- Born: 13 July 1999 (age 25) Hvidovre, Denmark
- Height: 177 cm (5 ft 10 in)
- Weight: 68 kg (150 lb; 10 st 10 lb)
- Position: Defense
- Shoots: Left
- DM/Damettan team Former teams: Hvidovre IK LIU Sharks
- National team: Denmark
- Playing career: 2013–present

= Linn Ploug Thomsen =

Danish ice hockey player

Linn Marie Ploug Thomsen (born 13 July 1999) is a Danish ice hockey player and member of the Danish national ice hockey team, currently playing with the Hvidovre IK Kvinder of the Danish KvindeLigaen and Swedish Damettan. During the 2019–20 and 2020–21 seasons, she played with the LIU Sharks women's ice hockey program in the New England Women's Hockey Alliance (NEWHA) conference of the NCAA Division I.

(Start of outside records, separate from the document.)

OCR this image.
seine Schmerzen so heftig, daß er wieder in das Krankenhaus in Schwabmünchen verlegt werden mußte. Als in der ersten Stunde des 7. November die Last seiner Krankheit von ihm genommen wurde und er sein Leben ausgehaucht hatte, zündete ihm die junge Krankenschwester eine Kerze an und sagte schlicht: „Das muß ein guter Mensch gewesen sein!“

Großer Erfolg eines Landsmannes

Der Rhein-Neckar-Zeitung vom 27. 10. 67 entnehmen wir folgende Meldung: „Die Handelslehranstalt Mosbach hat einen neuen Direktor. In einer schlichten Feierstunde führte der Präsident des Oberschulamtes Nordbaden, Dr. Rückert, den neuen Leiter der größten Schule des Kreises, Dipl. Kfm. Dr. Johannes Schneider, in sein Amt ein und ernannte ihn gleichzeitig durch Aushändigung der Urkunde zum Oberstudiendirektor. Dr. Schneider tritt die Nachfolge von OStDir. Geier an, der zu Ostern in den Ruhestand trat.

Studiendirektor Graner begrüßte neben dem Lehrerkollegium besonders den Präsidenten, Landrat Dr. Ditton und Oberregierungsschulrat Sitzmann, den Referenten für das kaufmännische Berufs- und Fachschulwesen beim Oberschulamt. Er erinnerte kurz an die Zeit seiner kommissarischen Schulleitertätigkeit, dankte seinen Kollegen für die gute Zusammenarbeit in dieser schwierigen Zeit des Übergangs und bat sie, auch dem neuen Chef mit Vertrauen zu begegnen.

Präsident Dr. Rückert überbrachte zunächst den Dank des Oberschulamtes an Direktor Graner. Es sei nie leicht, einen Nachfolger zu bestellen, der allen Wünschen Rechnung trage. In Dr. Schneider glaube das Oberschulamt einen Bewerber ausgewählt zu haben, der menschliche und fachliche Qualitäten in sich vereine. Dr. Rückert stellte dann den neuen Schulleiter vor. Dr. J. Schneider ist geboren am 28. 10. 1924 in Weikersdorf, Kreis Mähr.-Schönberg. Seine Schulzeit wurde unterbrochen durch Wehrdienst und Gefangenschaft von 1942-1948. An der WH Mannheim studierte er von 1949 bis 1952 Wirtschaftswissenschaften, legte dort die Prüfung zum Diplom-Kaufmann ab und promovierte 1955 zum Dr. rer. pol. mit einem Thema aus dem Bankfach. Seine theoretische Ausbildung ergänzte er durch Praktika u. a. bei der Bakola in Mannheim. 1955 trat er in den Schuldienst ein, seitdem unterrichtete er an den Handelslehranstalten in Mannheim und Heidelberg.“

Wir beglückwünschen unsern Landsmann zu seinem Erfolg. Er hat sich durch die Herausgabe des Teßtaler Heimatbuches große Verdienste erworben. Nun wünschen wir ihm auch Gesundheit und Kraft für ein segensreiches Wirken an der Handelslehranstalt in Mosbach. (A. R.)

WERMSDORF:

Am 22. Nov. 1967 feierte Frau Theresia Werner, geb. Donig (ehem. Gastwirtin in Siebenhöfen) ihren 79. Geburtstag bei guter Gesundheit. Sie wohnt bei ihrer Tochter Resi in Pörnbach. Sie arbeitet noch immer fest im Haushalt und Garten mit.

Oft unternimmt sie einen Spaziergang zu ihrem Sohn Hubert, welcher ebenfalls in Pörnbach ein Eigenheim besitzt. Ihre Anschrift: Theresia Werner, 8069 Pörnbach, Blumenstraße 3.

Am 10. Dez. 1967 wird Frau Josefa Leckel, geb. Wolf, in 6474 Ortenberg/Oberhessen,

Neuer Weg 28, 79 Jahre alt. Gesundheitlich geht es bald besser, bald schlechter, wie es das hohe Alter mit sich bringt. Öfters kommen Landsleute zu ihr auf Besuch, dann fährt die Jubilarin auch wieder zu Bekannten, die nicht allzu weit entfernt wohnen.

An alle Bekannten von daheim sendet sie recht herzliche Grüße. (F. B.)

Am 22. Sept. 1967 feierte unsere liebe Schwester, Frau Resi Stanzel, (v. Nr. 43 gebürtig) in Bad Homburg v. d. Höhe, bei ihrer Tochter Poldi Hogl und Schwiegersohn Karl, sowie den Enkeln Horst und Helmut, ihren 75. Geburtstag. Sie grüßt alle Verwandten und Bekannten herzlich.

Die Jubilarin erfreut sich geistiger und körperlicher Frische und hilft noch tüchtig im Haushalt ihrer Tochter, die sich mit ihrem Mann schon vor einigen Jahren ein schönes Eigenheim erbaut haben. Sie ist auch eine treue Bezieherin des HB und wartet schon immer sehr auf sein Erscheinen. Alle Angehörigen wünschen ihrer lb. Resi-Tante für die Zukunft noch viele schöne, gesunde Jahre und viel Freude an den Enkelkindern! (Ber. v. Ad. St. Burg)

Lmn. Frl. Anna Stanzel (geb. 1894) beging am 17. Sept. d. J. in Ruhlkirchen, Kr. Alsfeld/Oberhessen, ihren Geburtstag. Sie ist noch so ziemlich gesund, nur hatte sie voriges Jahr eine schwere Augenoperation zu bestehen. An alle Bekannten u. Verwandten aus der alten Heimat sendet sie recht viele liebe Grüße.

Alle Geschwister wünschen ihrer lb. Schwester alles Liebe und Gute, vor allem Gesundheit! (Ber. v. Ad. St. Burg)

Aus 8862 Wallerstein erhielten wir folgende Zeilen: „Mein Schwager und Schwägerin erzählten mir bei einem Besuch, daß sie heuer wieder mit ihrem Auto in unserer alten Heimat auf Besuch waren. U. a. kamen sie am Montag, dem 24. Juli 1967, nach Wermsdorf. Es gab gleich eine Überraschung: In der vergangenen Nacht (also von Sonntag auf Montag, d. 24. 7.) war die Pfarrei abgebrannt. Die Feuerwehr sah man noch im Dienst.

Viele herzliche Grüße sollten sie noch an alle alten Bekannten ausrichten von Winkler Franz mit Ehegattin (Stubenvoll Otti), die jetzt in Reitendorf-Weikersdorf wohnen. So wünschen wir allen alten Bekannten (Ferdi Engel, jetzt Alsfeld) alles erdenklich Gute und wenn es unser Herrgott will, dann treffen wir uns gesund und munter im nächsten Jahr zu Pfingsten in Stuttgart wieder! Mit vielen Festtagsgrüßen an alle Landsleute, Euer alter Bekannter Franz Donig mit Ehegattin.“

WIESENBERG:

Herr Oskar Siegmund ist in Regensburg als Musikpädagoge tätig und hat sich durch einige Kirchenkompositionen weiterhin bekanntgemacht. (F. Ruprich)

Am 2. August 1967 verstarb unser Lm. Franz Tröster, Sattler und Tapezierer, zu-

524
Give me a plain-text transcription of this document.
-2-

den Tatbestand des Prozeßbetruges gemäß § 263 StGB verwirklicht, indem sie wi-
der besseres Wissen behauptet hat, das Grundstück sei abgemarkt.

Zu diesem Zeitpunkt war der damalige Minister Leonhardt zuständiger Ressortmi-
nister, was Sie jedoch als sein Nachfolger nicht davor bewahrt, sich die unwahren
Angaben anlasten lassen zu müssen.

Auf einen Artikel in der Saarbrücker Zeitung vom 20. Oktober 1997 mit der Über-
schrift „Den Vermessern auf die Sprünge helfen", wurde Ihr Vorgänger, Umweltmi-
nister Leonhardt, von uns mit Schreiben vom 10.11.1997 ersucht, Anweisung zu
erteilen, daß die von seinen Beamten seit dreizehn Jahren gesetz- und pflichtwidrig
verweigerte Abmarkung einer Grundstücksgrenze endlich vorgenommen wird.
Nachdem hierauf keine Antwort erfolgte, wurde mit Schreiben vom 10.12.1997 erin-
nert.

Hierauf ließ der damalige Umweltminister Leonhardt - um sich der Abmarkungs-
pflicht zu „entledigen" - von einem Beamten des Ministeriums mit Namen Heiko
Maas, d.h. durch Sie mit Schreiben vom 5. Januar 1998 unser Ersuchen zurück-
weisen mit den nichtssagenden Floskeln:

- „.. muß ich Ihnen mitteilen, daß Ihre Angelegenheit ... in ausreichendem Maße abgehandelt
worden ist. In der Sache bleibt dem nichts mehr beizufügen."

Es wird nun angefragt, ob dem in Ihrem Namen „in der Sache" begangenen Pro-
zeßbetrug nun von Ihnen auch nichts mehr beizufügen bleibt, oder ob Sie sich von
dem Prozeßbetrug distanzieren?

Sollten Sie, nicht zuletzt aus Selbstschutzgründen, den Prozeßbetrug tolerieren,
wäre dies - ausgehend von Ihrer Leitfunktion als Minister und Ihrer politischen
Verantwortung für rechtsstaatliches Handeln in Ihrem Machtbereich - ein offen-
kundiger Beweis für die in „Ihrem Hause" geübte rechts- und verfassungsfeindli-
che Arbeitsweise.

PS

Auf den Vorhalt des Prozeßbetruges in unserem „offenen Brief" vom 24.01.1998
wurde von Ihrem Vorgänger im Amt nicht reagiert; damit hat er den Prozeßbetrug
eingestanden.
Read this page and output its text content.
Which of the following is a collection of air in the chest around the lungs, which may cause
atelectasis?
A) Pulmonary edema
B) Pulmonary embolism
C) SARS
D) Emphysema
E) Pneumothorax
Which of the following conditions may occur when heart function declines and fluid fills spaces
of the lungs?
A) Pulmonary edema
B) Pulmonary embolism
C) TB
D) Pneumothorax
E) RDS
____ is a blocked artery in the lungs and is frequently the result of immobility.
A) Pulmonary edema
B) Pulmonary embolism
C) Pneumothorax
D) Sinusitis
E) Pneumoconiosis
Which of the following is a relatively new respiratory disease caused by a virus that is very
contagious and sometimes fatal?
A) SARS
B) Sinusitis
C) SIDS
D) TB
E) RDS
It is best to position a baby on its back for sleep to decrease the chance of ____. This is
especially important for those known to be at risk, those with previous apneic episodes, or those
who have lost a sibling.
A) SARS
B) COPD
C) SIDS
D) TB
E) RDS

Ploug Thomsen represented Denmark at the Division I Group A tournaments of the IIHF Women's World Championship in 2015, 2016, 2017, 2018, and 2019, and at the Top Division tournament in 2021. As a junior player with the Danish national under-18 team, she participated in the Division I Qualification tournament of the IIHF Women's U18 World Championship in 2015, the Division I tournament in 2016, and the Division I Group B tournament in 2017.